IBIT's fast rise to $100 billion echoes gold's 2011 top
Bloomberg's Eric Balchunas says IBIT's sprint past $100 billion resembles GLD's 2011 run, right before gold entered a multiyear drawdown.

BlackRock's iShares Bitcoin Trust (IBIT) crossed $100 billion in assets faster than almost any ETF in history. Bloomberg ETF analyst Eric Balchunas is drawing a direct line from that milestone to SPDR Gold Shares (GLD) in 2011, the last time a single-asset commodity fund hit that mark with the same kind of velocity, right before gold spent years grinding lower.
The comparison by the numbers
GLD reached roughly $70 billion in assets in 2011, at the time making it briefly the largest ETF in the US by some measures, as gold prices peaked near $1,900 an ounce that September. What followed was a drawdown of more than 40% from that peak that stretched across most of the following four years, with gold not reclaiming its 2011 highs until 2020. IBIT, launched in January 2024, took roughly 18 months to pass $100 billion, according to Balchunas's comparison reported by The Block, a pace that outstrips GLD's own record-setting climb relative to its underlying asset's market history. Both funds share the same structural feature: they are the dominant on-ramp for institutional capital into a hard-to-value, non-yielding asset, which means fund flows and price action move in the same direction with no coupon or dividend to cushion a reversal.
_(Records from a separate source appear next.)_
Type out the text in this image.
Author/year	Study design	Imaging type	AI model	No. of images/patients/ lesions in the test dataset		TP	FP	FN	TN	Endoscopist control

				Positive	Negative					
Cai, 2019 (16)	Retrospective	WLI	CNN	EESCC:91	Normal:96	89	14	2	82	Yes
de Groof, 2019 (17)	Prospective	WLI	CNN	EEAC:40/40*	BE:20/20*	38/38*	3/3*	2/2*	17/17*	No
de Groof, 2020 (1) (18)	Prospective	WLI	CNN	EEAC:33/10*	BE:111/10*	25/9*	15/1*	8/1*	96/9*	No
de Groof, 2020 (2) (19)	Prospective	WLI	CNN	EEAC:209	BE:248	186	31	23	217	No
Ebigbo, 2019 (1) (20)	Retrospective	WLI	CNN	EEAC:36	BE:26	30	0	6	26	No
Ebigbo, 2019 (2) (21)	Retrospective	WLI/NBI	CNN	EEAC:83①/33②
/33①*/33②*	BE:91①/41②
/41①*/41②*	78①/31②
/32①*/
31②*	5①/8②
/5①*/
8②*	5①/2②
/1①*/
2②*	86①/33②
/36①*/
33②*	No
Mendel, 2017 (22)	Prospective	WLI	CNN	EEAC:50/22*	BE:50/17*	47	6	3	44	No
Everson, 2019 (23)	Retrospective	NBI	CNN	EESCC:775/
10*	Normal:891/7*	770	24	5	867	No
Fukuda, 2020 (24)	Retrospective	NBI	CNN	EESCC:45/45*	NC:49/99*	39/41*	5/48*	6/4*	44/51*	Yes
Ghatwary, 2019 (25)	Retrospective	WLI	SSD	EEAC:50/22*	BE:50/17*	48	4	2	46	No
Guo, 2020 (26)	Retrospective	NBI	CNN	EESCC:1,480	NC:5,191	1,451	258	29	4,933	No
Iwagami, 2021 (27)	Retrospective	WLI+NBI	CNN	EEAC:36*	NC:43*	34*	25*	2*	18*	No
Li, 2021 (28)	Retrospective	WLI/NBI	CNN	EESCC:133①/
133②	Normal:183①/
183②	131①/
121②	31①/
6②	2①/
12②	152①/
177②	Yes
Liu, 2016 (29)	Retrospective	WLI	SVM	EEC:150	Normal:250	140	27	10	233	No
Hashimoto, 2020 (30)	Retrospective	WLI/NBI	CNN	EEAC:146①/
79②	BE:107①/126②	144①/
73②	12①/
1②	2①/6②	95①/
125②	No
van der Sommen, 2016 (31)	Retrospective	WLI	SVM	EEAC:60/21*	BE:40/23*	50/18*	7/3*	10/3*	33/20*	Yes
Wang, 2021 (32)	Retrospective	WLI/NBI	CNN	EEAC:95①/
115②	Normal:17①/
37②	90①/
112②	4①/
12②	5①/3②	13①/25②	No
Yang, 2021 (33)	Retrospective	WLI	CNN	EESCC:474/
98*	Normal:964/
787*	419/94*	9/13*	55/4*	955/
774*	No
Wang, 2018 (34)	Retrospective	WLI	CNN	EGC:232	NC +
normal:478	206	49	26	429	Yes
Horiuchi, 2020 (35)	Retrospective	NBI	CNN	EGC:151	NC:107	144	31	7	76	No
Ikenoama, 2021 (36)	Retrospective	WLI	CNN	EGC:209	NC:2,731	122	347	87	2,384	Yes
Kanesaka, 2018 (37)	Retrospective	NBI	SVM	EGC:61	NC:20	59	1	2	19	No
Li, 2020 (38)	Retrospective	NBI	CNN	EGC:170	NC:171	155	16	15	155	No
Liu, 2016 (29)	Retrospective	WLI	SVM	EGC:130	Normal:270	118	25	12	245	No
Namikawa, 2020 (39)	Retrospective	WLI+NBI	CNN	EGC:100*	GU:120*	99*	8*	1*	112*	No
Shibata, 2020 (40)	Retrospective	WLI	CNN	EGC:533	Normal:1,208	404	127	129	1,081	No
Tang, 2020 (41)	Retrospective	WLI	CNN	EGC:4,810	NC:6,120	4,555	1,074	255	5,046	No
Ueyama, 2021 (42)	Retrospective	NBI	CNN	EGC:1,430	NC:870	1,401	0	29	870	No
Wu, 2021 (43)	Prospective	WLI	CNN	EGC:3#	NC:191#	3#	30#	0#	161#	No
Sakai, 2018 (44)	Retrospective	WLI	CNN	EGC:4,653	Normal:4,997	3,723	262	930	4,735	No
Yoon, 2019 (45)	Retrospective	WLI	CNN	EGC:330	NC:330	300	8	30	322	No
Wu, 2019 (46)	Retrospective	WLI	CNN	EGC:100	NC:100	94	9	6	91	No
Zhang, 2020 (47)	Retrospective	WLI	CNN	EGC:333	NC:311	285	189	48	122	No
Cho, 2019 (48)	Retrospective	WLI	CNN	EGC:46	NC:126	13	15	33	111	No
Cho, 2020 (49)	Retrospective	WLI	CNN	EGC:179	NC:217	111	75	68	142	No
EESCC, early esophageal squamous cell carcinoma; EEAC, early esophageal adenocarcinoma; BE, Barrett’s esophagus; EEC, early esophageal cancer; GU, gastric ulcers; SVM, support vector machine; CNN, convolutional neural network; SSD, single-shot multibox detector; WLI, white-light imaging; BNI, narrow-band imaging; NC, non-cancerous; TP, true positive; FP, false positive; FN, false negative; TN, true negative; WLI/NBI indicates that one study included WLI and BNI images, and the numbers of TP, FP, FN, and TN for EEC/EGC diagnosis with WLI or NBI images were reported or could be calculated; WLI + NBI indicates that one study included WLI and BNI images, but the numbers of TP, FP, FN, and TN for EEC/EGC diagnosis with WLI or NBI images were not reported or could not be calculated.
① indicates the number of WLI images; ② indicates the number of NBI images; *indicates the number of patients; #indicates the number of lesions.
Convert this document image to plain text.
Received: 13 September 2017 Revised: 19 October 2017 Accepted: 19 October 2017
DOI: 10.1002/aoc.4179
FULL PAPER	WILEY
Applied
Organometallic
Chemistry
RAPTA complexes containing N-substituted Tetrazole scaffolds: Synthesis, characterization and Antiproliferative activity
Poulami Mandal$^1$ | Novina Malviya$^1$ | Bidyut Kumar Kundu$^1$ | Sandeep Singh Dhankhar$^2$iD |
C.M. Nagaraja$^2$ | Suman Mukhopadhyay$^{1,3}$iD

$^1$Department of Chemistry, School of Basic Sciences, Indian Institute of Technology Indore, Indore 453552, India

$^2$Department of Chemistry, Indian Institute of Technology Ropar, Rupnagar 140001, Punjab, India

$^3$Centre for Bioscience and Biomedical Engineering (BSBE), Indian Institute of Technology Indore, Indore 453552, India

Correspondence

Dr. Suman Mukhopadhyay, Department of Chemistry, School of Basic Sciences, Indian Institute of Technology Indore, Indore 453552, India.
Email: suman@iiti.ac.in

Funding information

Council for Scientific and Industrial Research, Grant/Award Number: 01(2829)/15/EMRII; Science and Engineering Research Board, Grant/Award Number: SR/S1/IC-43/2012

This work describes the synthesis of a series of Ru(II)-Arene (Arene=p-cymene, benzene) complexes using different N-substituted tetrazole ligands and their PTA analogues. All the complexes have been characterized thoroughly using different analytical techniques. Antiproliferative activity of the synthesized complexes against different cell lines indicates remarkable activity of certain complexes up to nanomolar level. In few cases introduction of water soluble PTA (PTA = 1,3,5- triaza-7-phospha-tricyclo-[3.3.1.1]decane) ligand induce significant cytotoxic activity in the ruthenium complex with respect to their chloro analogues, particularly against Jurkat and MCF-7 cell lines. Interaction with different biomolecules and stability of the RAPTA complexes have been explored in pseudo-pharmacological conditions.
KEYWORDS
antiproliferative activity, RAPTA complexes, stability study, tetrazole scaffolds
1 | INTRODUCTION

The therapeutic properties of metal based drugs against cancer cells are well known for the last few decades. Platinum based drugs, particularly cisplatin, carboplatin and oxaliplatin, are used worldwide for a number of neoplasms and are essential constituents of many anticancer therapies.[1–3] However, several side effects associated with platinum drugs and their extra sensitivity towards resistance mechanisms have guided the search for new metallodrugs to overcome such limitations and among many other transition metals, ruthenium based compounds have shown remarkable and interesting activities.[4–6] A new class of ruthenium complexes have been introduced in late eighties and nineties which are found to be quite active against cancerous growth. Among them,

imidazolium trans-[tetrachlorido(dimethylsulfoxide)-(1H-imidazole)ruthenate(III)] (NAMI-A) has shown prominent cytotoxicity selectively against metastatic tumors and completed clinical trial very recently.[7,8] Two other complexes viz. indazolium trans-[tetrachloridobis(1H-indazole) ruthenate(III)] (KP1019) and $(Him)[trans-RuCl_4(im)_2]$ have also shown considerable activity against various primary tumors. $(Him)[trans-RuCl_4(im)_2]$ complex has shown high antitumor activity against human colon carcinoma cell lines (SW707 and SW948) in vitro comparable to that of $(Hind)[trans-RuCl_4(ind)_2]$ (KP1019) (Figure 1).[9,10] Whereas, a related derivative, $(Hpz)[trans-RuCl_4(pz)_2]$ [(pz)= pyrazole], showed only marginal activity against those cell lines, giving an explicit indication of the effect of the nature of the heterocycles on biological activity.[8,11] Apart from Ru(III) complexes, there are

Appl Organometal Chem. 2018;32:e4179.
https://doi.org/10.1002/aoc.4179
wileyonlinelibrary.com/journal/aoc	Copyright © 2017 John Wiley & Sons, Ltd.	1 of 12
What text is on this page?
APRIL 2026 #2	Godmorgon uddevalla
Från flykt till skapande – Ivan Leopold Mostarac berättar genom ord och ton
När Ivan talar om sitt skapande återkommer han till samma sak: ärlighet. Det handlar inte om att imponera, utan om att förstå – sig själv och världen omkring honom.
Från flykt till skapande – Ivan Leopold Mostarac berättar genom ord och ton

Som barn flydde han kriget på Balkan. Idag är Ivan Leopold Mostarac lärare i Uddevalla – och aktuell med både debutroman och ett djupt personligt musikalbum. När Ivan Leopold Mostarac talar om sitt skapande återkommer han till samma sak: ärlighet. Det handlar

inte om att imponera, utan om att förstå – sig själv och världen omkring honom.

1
What the parallel actually argues
The read here isn't that bitcoin is doomed to repeat gold's chart. It's that spot ETFs turn an asset into something more exposed to flow-driven boom and bust, not less. Before GLD, gold ownership was scattered across bars, coins, and mining shares with no single vehicle to track. GLD concentrated demand, amplified the rally, and then amplified the unwind when allocators rotated out. IBIT has done the same thing for bitcoin in a fraction of the time, pulling in pension funds, RIAs, and model portfolios that had no prior mechanism to hold the asset. That concentration is a feature during the up move and a liability on the way down, because the same wrapper that made buying easy makes selling just as frictionless. Balchunas's point, as characterized in the report, is that "spectacular gains" and "painful drawdowns" are two sides of the same structural coin, and a fund hitting $100 billion this fast has by definition absorbed a wave of buyers who weren't there for the previous cycle's pain. Those buyers are the ones most likely to head for the door first when sentiment turns, which is exactly what happened to GLD holders between 2011 and 2015.
What would confirm or break the parallel
The clean test is what happens to IBIT's asset base the next time bitcoin drops 30% or more from a peak. GLD's AUM fell alongside gold's price for years because outflows compounded the price decline rather than offsetting it. If IBIT sees sustained net redemptions during bitcoin's next serious drawdown, rather than the buy-the-dip inflows that have characterized 2024 and 2025, the gold comparison holds. If instead IBIT holders behave more like long-duration allocators who add on weakness, the analogy breaks and bitcoin's ETF era looks structurally different from gold's. Flow data during the next 20-30% drawdown will settle it either way.